El M23 rechaza el informe de la ONU sobre las víctimas en ataques atribuidos al grupo en RDC
El grupo rebelde Movimiento 23 de Marzo (M23) ha rechazado categóricamente el informe de la ONU que estima en casi 320 la cifra de civiles muertos por ataques atribuidos a sus milicianos entre el 9 y el 21 de julio en la región de Kivu Norte, en el noreste de la República Democrática del Congo (RDC). El organismo internacional presentó estos hallazgos en medio de un creciente conflicto en la región.
En un comunicado, el M23 califica las acusaciones de ser una «flagrante tergiversación de los hechos», lo que constituye una violación de la imparcialidad y un grave quebrantamiento de la credibilidad de la ONU. Afirman que el informe se basa en «acusaciones infundadas sin respaldo fáctico» y critican los «fallos metodológicos y sesgo injustificable» del documento.
Además, el M23 señala que el informe ha utilizado «fuentes comprometidas y no fiables», refiriéndose a milicias aliadas del Ejército congoleño, y critica la «omisión deliberada de las atrocidades documentadas del régimen de Kinshasa». También denuncian «masacres sistemáticas» de fuerzas gubernamentales y milicias contra la población civil, dejando entrever la complejidad de la situación en la región.
En un llamado a la ONU, el M23 pide una retractación inmediata y una disculpa pública, así como una investigación independiente sobre los orígenes de estas acusaciones. Abogan por el fin de la parcialidad institucional del organismo internacional, sosteniendo que su credibilidad está en juego ante las crecientes tensiones en el área.
KINSHASA CONDENA «ENÉRGICAMENTE» LA MUERTE DE MÁS DE 300 CIVILES
Por otro lado, el Gobierno congoleño ha condenado enérgicamente la masacre de más de 300 civiles perpetrada por el M23 durante el mes de julio en varios lugares de Kivu Norte.
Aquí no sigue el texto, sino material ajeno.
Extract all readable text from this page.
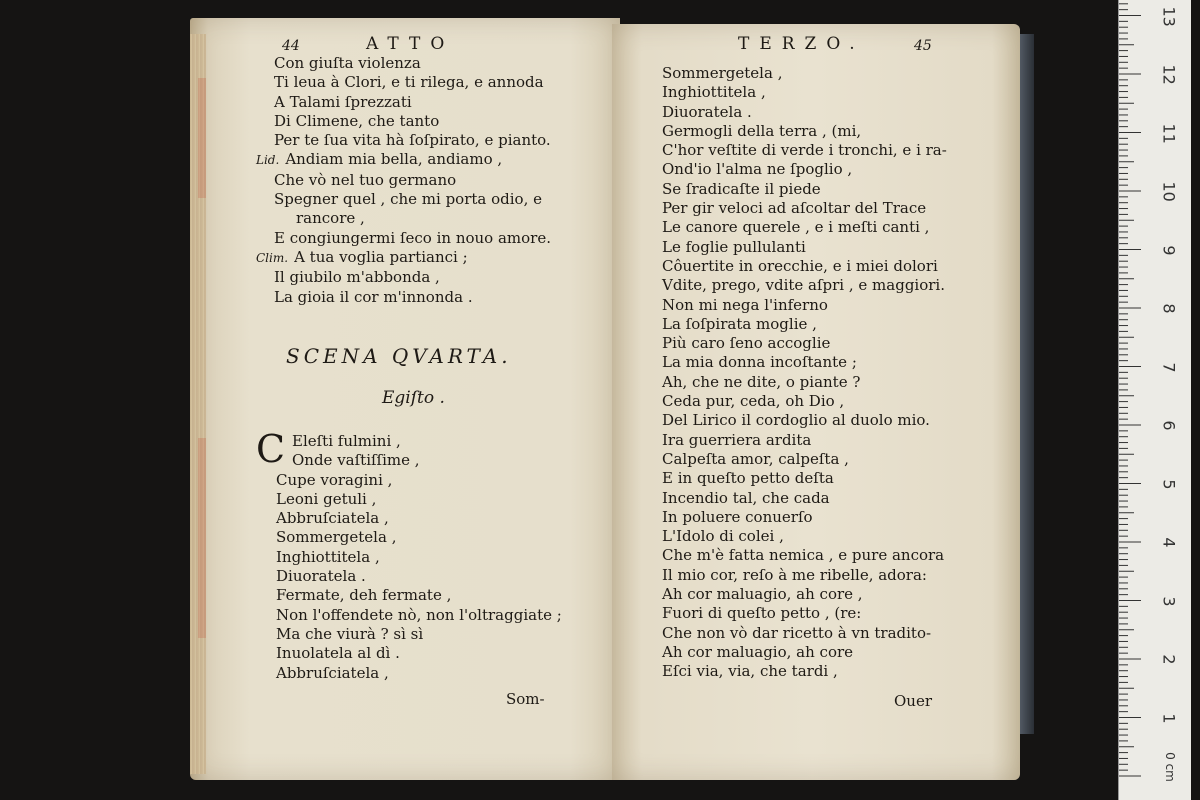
44	ATTO
Con giuſta violenza
Ti leua à Clori, e ti rilega, e annoda
A Talami ſprezzati
Di Climene, che tanto
Per te ſua vita hà ſoſpirato, e pianto.
Lid. Andiam mia bella, andiamo ,
Che vò nel tuo germano
Spegner quel , che mi porta odio, e
rancore ,
E congiungermi ſeco in nouo amore.
Clim. A tua voglia partianci ;
Il giubilo m'abbonda ,
La gioia il cor m'innonda .
SCENA QVARTA.
Egiſto .
C Eleſti fulmini ,
Onde vaſtiſſime ,
Cupe voragini ,
Leoni getuli ,
Abbruſciatela ,
Sommergetela ,
Inghiottitela ,
Diuoratela .
Fermate, deh fermate ,
Non l'offendete nò, non l'oltraggiate ;
Ma che viurà ? sì sì
Inuolatela al dì .
Abbruſciatela ,
Som-
TERZO.	45
Sommergetela ,
Inghiottitela ,
Diuoratela .
Germogli della terra , (mi,
C'hor veſtite di verde i tronchi, e i ra-
Ond'io l'alma ne ſpoglio ,
Se ſradicaſte il piede
Per gir veloci ad aſcoltar del Trace
Le canore querele , e i meſti canti ,
Le foglie pullulanti
Côuertite in orecchie, e i miei dolori
Vdite, prego, vdite aſpri , e maggiori.
Non mi nega l'inferno
La ſoſpirata moglie ,
Più caro ſeno accoglie
La mia donna incoſtante ;
Ah, che ne dite, o piante ?
Ceda pur, ceda, oh Dio ,
Del Lirico il cordoglio al duolo mio.
Ira guerriera ardita
Calpeſta amor, calpeſta ,
E in queſto petto deſta
Incendio tal, che cada
In poluere conuerſo
L'Idolo di colei ,
Che m'è fatta nemica , e pure ancora
Il mio cor, reſo à me ribelle, adora:
Ah cor maluagio, ah core ,
Fuori di queſto petto , (re:
Che non vò dar ricetto à vn tradito-
Ah cor maluagio, ah core
Eſci via, via, che tardi ,
Ouer
13
12
11
10
9
8
7
6
5
4
3
2
1
0 cm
Según el Gobierno, esta cifra representa una de las más altas registradas desde el resurgimiento del M23, siendo un trágico recordatorio del horror de la masacre de Kishishe, ocurrida en diciembre de 2022.
El Ministerio de Comunicación expresó en un comunicado que la información recopilada y corroborada por la ONU «confirma que la mayoría de las víctimas, incluidas numerosas mujeres y niños, eran civiles indefensos ejecutados sumariamente en sus campos o aldeas». Resaltan que estos atroces crímenes se han llevado a cabo durante el periodo de alto el fuego, lo que complica todavía más el escenario de paz.
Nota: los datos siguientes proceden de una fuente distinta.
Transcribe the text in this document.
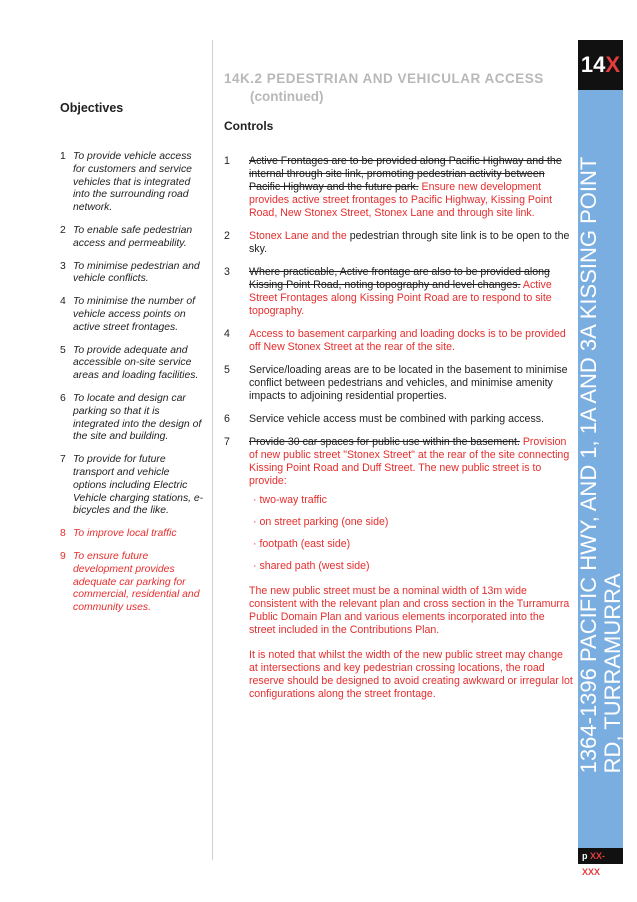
14X
1364-1396 PACIFIC HWY, AND 1, 1A AND 3A KISSING POINT
RD, TURRAMURRA
p XX-XXX
Objectives
1 To provide vehicle access for customers and service vehicles that is integrated into the surrounding road network.
2 To enable safe pedestrian access and permeability.
3 To minimise pedestrian and vehicle conflicts.
4 To minimise the number of vehicle access points on active street frontages.
5 To provide adequate and accessible on-site service areas and loading facilities.
6 To locate and design car parking so that it is integrated into the design of the site and building.
7 To provide for future transport and vehicle options including Electric Vehicle charging stations, e-bicycles and the like.
8 To improve local traffic
9 To ensure future development provides adequate car parking for commercial, residential and community uses.
14K.2 PEDESTRIAN AND VEHICULAR ACCESS
(continued)
Controls
1 Active Frontages are to be provided along Pacific Highway and the internal through site link, promoting pedestrian activity between Pacific Highway and the future park. Ensure new development provides active street frontages to Pacific Highway, Kissing Point Road, New Stonex Street, Stonex Lane and through site link.
2 Stonex Lane and the pedestrian through site link is to be open to the sky.
3 Where practicable, Active frontage are also to be provided along Kissing Point Road, noting topography and level changes. Active Street Frontages along Kissing Point Road are to respond to site topography.
4 Access to basement carparking and loading docks is to be provided off New Stonex Street at the rear of the site.
5 Service/loading areas are to be located in the basement to minimise conflict between pedestrians and vehicles, and minimise amenity impacts to adjoining residential properties.
6 Service vehicle access must be combined with parking access.
7 Provide 30 car spaces for public use within the basement. Provision of new public street "Stonex Street" at the rear of the site connecting Kissing Point Road and Duff Street. The new public street is to provide:
· two-way traffic
· on street parking (one side)
· footpath (east side)
· shared path (west side)
The new public street must be a nominal width of 13m wide consistent with the relevant plan and cross section in the Turramurra Public Domain Plan and various elements incorporated into the street included in the Contributions Plan.
It is noted that whilst the width of the new public street may change at intersections and key pedestrian crossing locations, the road reserve should be designed to avoid creating awkward or irregular lot configurations along the street frontage.
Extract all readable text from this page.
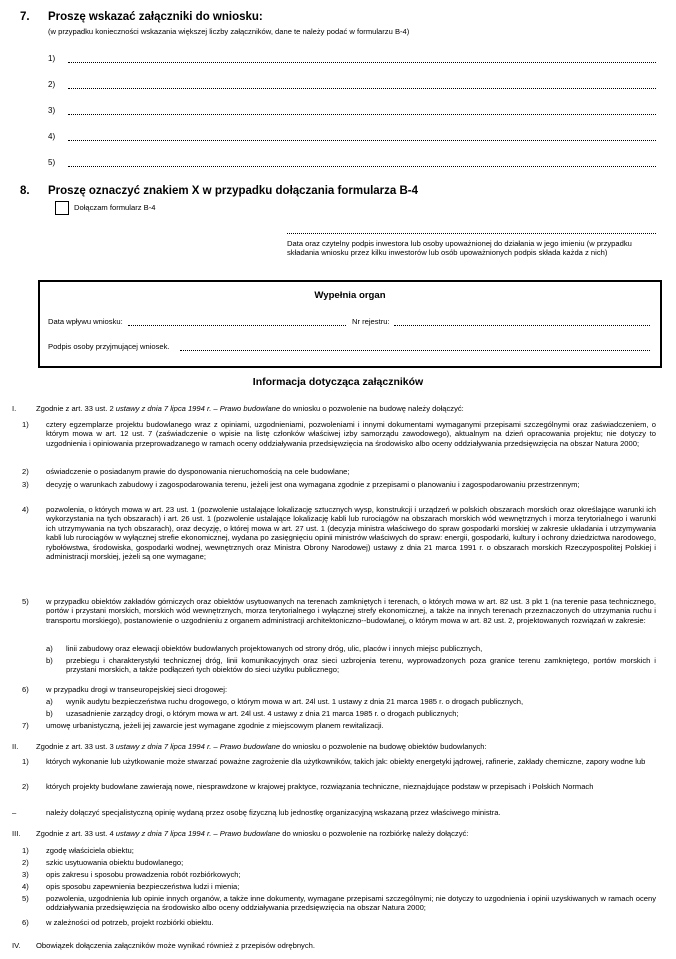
7. Proszę wskazać załączniki do wniosku:
(w przypadku konieczności wskazania większej liczby załączników, dane te należy podać w formularzu B-4)
1)
2)
3)
4)
5)
8. Proszę oznaczyć znakiem X w przypadku dołączania formularza B-4
Dołączam formularz B-4
Data oraz czytelny podpis inwestora lub osoby upoważnionej do działania w jego imieniu (w przypadku składania wniosku przez kilku inwestorów lub osób upoważnionych podpis składa każda z nich)
Wypełnia organ
Data wpływu wniosku:	Nr rejestru:
Podpis osoby przyjmującej wniosek.
Informacja dotycząca załączników
I.	Zgodnie z art. 33 ust. 2 ustawy z dnia 7 lipca 1994 r. – Prawo budowlane do wniosku o pozwolenie na budowę należy dołączyć:
1) cztery egzemplarze projektu budowlanego wraz z opiniami, uzgodnieniami, pozwoleniami i innymi dokumentami wymaganymi przepisami szczególnymi oraz zaświadczeniem, o którym mowa w art. 12 ust. 7 (zaświadczenie o wpisie na listę członków właściwej izby samorządu zawodowego), aktualnym na dzień opracowania projektu; nie dotyczy to uzgodnienia i opiniowania przeprowadzanego w ramach oceny oddziaływania przedsięwzięcia na środowisko albo oceny oddziaływania przedsięwzięcia na obszar Natura 2000;
2) oświadczenie o posiadanym prawie do dysponowania nieruchomością na cele budowlane;
3) decyzję o warunkach zabudowy i zagospodarowania terenu, jeżeli jest ona wymagana zgodnie z przepisami o planowaniu i zagospodarowaniu przestrzennym;
4) pozwolenia, o których mowa w art. 23 ust. 1 (pozwolenie ustalające lokalizację sztucznych wysp, konstrukcji i urządzeń w polskich obszarach morskich oraz określające warunki ich wykorzystania na tych obszarach) i art. 26 ust. 1 (pozwolenie ustalające lokalizację kabli lub rurociągów na obszarach morskich wód wewnętrznych i morza terytorialnego i warunki ich utrzymywania na tych obszarach), oraz decyzję, o której mowa w art. 27 ust. 1 (decyzja ministra właściwego do spraw gospodarki morskiej w zakresie układania i utrzymywania kabli lub rurociągów w wyłącznej strefie ekonomicznej, wydana po zasięgnięciu opinii ministrów właściwych do spraw: energii, gospodarki, kultury i ochrony dziedzictwa narodowego, rybołówstwa, środowiska, gospodarki wodnej, wewnętrznych oraz Ministra Obrony Narodowej) ustawy z dnia 21 marca 1991 r. o obszarach morskich Rzeczypospolitej Polskiej i administracji morskiej, jeżeli są one wymagane;
5) w przypadku obiektów zakładów górniczych oraz obiektów usytuowanych na terenach zamkniętych i terenach, o których mowa w art. 82 ust. 3 pkt 1 (na terenie pasa technicznego, portów i przystani morskich, morskich wód wewnętrznych, morza terytorialnego i wyłącznej strefy ekonomicznej, a także na innych terenach przeznaczonych do utrzymania ruchu i transportu morskiego), postanowienie o uzgodnieniu z organem administracji architektoniczno--budowlanej, o którym mowa w art. 82 ust. 2, projektowanych rozwiązań w zakresie:
a) linii zabudowy oraz elewacji obiektów budowlanych projektowanych od strony dróg, ulic, placów i innych miejsc publicznych,
b) przebiegu i charakterystyki technicznej dróg, linii komunikacyjnych oraz sieci uzbrojenia terenu, wyprowadzonych poza granice terenu zamkniętego, portów morskich i przystani morskich, a także podłączeń tych obiektów do sieci użytku publicznego;
6) w przypadku drogi w transeuropejskiej sieci drogowej:
a) wynik audytu bezpieczeństwa ruchu drogowego, o którym mowa w art. 24l ust. 1 ustawy z dnia 21 marca 1985 r. o drogach publicznych,
b) uzasadnienie zarządcy drogi, o którym mowa w art. 24l ust. 4 ustawy z dnia 21 marca 1985 r. o drogach publicznych;
7) umowę urbanistyczną, jeżeli jej zawarcie jest wymagane zgodnie z miejscowym planem rewitalizacji.
II. Zgodnie z art. 33 ust. 3 ustawy z dnia 7 lipca 1994 r. – Prawo budowlane do wniosku o pozwolenie na budowę obiektów budowlanych:
1) których wykonanie lub użytkowanie może stwarzać poważne zagrożenie dla użytkowników, takich jak: obiekty energetyki jądrowej, rafinerie, zakłady chemiczne, zapory wodne lub
2) których projekty budowlane zawierają nowe, niesprawdzone w krajowej praktyce, rozwiązania techniczne, nieznajdujące podstaw w przepisach i Polskich Normach
–	należy dołączyć specjalistyczną opinię wydaną przez osobę fizyczną lub jednostkę organizacyjną wskazaną przez właściwego ministra.
III. Zgodnie z art. 33 ust. 4 ustawy z dnia 7 lipca 1994 r. – Prawo budowlane do wniosku o pozwolenie na rozbiórkę należy dołączyć:
1) zgodę właściciela obiektu;
2) szkic usytuowania obiektu budowlanego;
3) opis zakresu i sposobu prowadzenia robót rozbiórkowych;
4) opis sposobu zapewnienia bezpieczeństwa ludzi i mienia;
5) pozwolenia, uzgodnienia lub opinie innych organów, a także inne dokumenty, wymagane przepisami szczególnymi; nie dotyczy to uzgodnienia i opinii uzyskiwanych w ramach oceny oddziaływania przedsięwzięcia na środowisko albo oceny oddziaływania przedsięwzięcia na obszar Natura 2000;
6) w zależności od potrzeb, projekt rozbiórki obiektu.
IV. Obowiązek dołączenia załączników może wynikać również z przepisów odrębnych.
En este contexto, el Gobierno denunció «la flagrante violación de los compromisos firmados en Doha» y alertó a la comunidad internacional sobre «la contradicción fundamental entre la retórica» del M23 y sus acciones en el terreno. De esta manera, la cartera ministerial insistió en que «ningún proceso de paz puede prosperar en silencio ante el horror» y que «la protección de la vida humana sigue siendo innegociable y un elemento central de la acción del Estado».
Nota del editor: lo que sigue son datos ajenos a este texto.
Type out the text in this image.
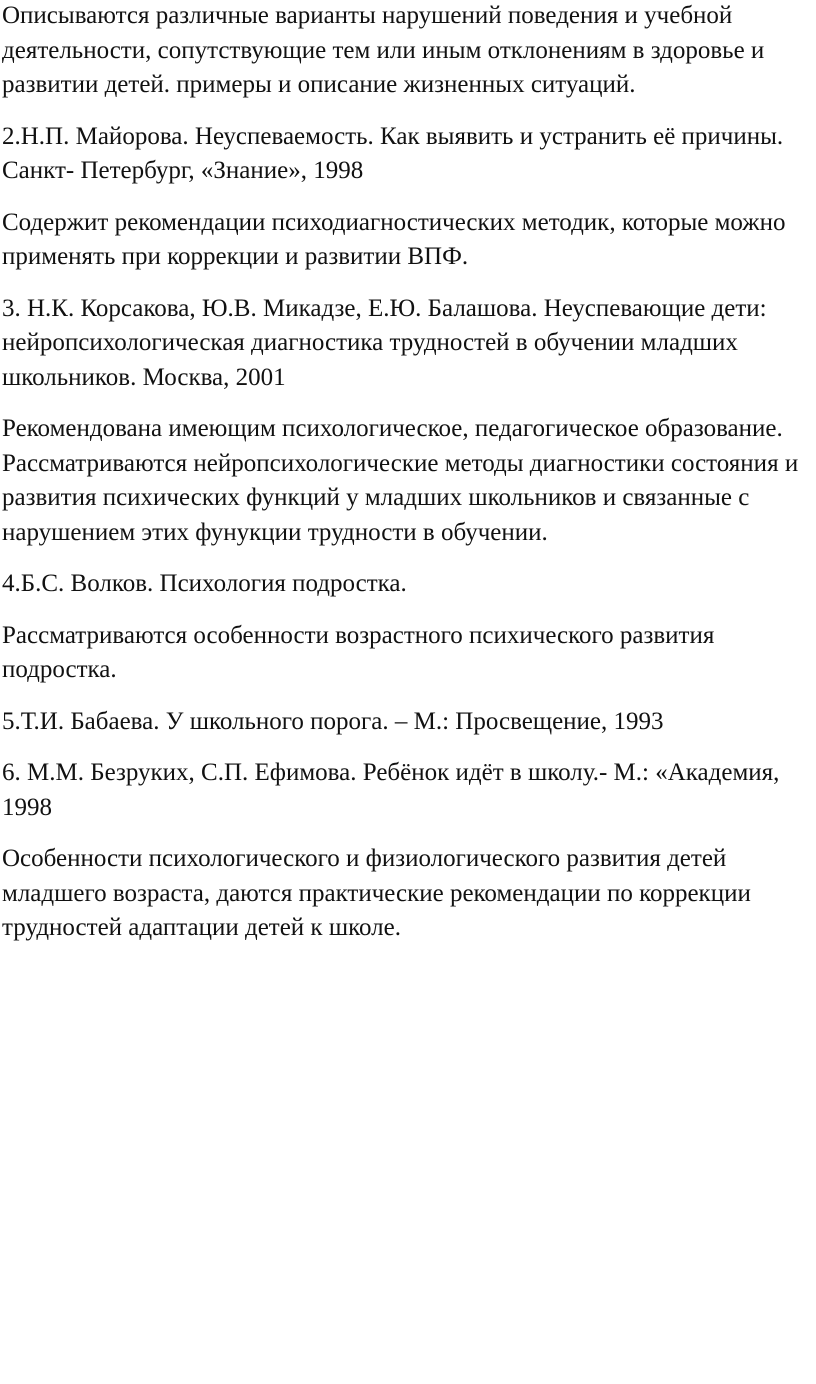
Описываются различные варианты нарушений поведения и учебной деятельности, сопутствующие тем или иным отклонениям в здоровье и развитии детей. примеры и описание жизненных ситуаций.

2.Н.П. Майорова. Неуспеваемость. Как выявить и устранить её причины. Санкт- Петербург, «Знание», 1998

Содержит рекомендации психодиагностических методик, которые можно применять при коррекции и развитии ВПФ.

3. Н.К. Корсакова, Ю.В. Микадзе, Е.Ю. Балашова. Неуспевающие дети: нейропсихологическая диагностика трудностей в обучении младших школьников. Москва, 2001

Рекомендована имеющим психологическое, педагогическое образование. Рассматриваются нейропсихологические методы диагностики состояния и развития психических функций у младших школьников и связанные с нарушением этих фунукции трудности в обучении.

4.Б.С. Волков. Психология подростка.

Рассматриваются особенности возрастного психического развития подростка.

5.Т.И. Бабаева. У школьного порога. – М.: Просвещение, 1993

6. М.М. Безруких, С.П. Ефимова. Ребёнок идёт в школу.- М.: «Академия, 1998

Особенности психологического и физиологического развития детей младшего возраста, даются практические рекомендации по коррекции трудностей адаптации детей к школе.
Es importante recordar que el Gobierno congoleño y el M23 firmaron el 19 de marzo en Qatar una declaración de principios que se comprometía a parar los combates y a negociar. Esto ocurrió medio mes después de que las autoridades de la RDC y las de Ruanda también sellaran un acuerdo de paz, mediado por Estados Unidos, en un esfuerzo por poner fin a años de conflicto en la región.